Eu ainda acho que é improvável.

Crescimento acima de 2% é difícil. O motivo é a necessidade de desalavancagem.

A parte complicada é reduzir o endividamento das famílias e ao mesmo tempo manter o estímulo necessário para contrabalançar os efeitos negativos sobre o crescimento. E tudo isso sem piorar ainda mais o endividamento do governo diz Kaplan.

Na avaliação de Vieira da Cunha, 2010 foi um ano de frustrações seguidas, com a contaminação do processo político, a crise da Grécia e a preocupação crescente com o endividamento dos governos, o que gerou grandes incertezas: Acredito que teremos crescimento abaixo de 3% nos EUA nos próximos anos, e veremos um dinamismo bem menor do que nos acostumamos a ter afirma.

A principal preocupação no momento é com o desemprego, que está em 9,6% (contra 4,4% antes da crise) e atinge 14,9 milhões de pessoas nos EUA. Mas a atividade do setor imobiliário também está aquém do que se esperava e é um alerta. Segundo Antulio Bomfim, analista da Macroeconomic Advisers, para que o desemprego caia, a economia precisa ter desempenho melhor do que sua taxa potencial de crescimento (que nos EUA é de 2,5% ao ano), e isso não está ocorrendo.

Bomfim, economista que fez carreira no Fed, avalia que o BC americano ainda tem recursos para reaquecer a economia, apesar de a taxa de juros estar quase zerada.

Já as chamadas reformas estruturais, cuja importância foi tão aclamada no pós-crise, pouco avançaram. Os desequilíbrios das economias desenvolvidas permanecem, como os déficits fiscais, e em muitos casos se agravaram. Para enfrentar a crise, governos em geral se restringiram a ações emergenciais. E isso deixa as economias ainda mais suscetíveis a novos problemas no futuro.

Mesmo nos países que avançaram em cortes de gastos, como alguns europeus, há questionamentos. Depois de um 2009 em que só um país, a Polônia, registrou crescimento, e de um primeiro semestre de 2010 em que a Grécia precisou ser socorrida ao mesmo tempo em que Irlanda e Portugal tiveram sua classificação de risco rebaixada, a economia europeia viu uma réstia de luz no fim do túnel com os sinais de recuperação de Alemanha, França e Reino Unido. No entanto, o continente se vê às voltas com um dilema pra montar suas estratégias a longo prazo e evitar o que analistas chamam de mergulho duplo na recessão.

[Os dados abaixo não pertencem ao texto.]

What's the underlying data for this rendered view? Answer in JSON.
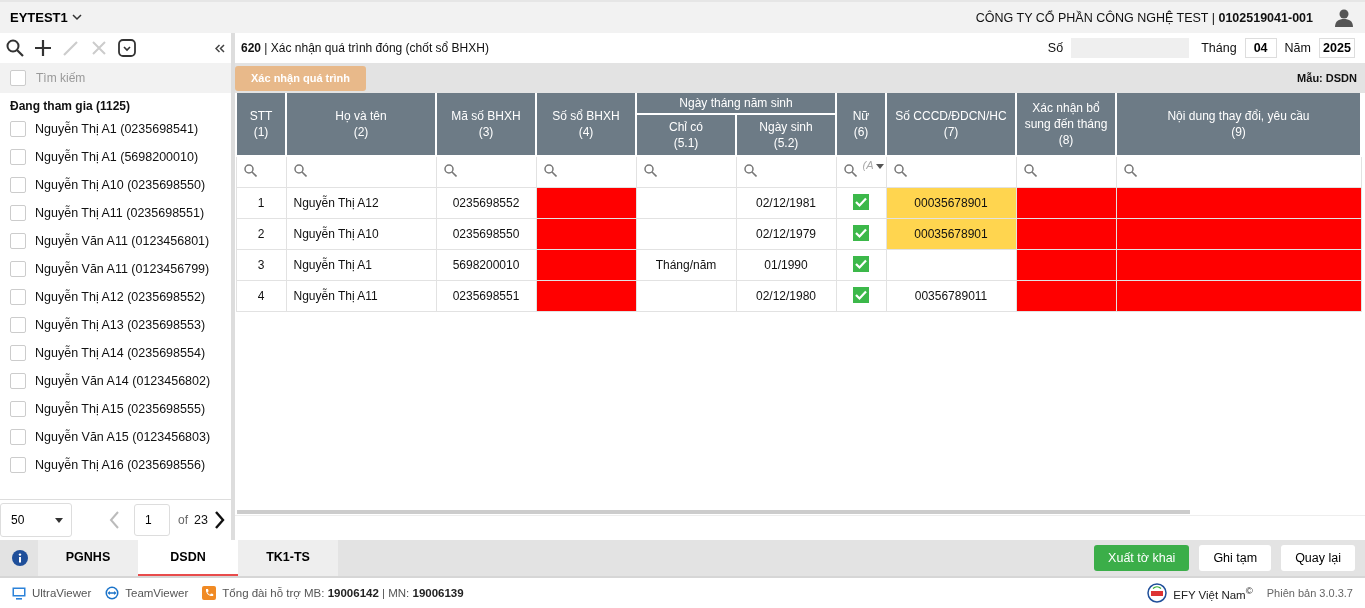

De um lado, há sombra do inchaço nas contas públicas decorrente dos estímulos fiscais e financeiros para conter o abalo global. Do outro, a necessidade de manter a economia em movimento. Por enquanto, a corrente favorável à austeridade está em vantagem. Os principais países europeus já anunciaram programas de cortes significativos nos gastos públicos, como a Grécia, cujo orçamento para 2010 foi encolhido em 40%.

Até a Alemanha, que cresceu 2,2% no segundo trimestre, anunciou semana passada cortes da ordem de C 80 bilhões nos próximos quatro anos, ainda que o ministro das Finanças, Wolfgang Schaeuble, tenha negado que se trata de um pacote de austeridade, classificando a medida de estratégia de redução de déficit amigável em relação ao crescimento econômico.

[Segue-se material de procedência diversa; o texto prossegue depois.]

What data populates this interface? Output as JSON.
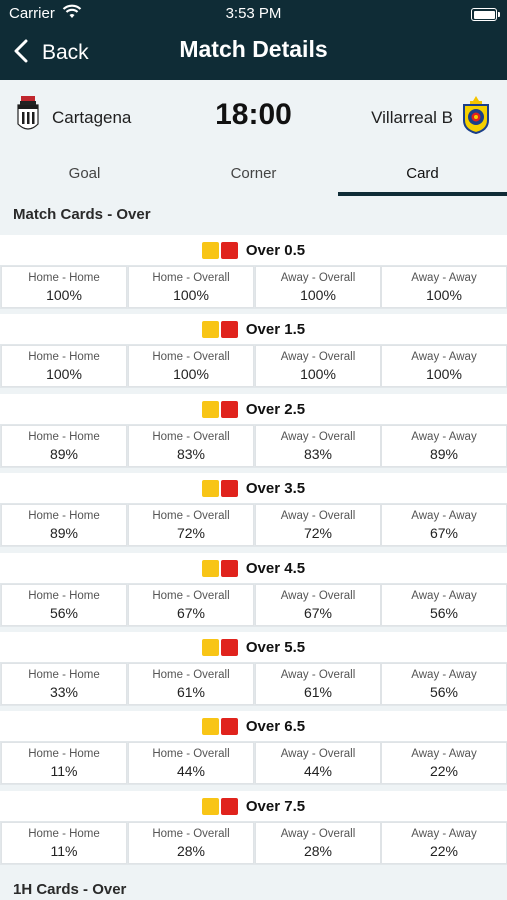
{
  "status_bar": {
    "carrier": "Carrier",
    "time": "3:53 PM"
  },
  "nav": {
    "back_label": "Back",
    "title": "Match Details"
  },
  "match": {
    "home_team": "Cartagena",
    "away_team": "Villarreal B",
    "kickoff": "18:00"
  },
  "tabs": [
    {
      "label": "Goal",
      "active": false
    },
    {
      "label": "Corner",
      "active": false
    },
    {
      "label": "Card",
      "active": true
    }
  ],
  "sections": {
    "match_cards_title": "Match Cards - Over",
    "first_half_title": "1H Cards - Over"
  },
  "columns": [
    "Home - Home",
    "Home - Overall",
    "Away - Overall",
    "Away - Away"
  ],
  "rows": [
    {
      "label": "Over 0.5",
      "values": [
        "100%",
        "100%",
        "100%",
        "100%"
      ]
    },
    {
      "label": "Over 1.5",
      "values": [
        "100%",
        "100%",
        "100%",
        "100%"
      ]
    },
    {
      "label": "Over 2.5",
      "values": [
        "89%",
        "83%",
        "83%",
        "89%"
      ]
    },
    {
      "label": "Over 3.5",
      "values": [
        "89%",
        "72%",
        "72%",
        "67%"
      ]
    },
    {
      "label": "Over 4.5",
      "values": [
        "56%",
        "67%",
        "67%",
        "56%"
      ]
    },
    {
      "label": "Over 5.5",
      "values": [
        "33%",
        "61%",
        "61%",
        "56%"
      ]
    },
    {
      "label": "Over 6.5",
      "values": [
        "11%",
        "44%",
        "44%",
        "22%"
      ]
    },
    {
      "label": "Over 7.5",
      "values": [
        "11%",
        "28%",
        "28%",
        "22%"
      ]
    }
  ],
  "colors": {
    "header_bg": "#0f2c36",
    "yellow_card": "#f8c516",
    "red_card": "#e0231d"
  }
}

Só que, ao mesmo tempo em que cardeais da economia europeia, como o presidente do Banco Central Europeu, Jean-Claude Trichet, endossam os cortes, há vozes que alertam para a possibilidade de que o aperto dos cintos estrangule o crescimento.

Incerteza paralisa a economia

Para o professor da PUC-Rio e economista da Opus Gestão de Recursos José Marcio Camargo, o grande problema é a incapacidade de prever o que vai ocorrer.

As recessões por colapso de crédito são diferentes de outros tipos de recessão, e ainda não se sabe exatamente quais são as consequências dos aumentos dos déficits em países desenvolvidos. Com as incertezas, fica difícil para os agentes investirem e contratarem afirma.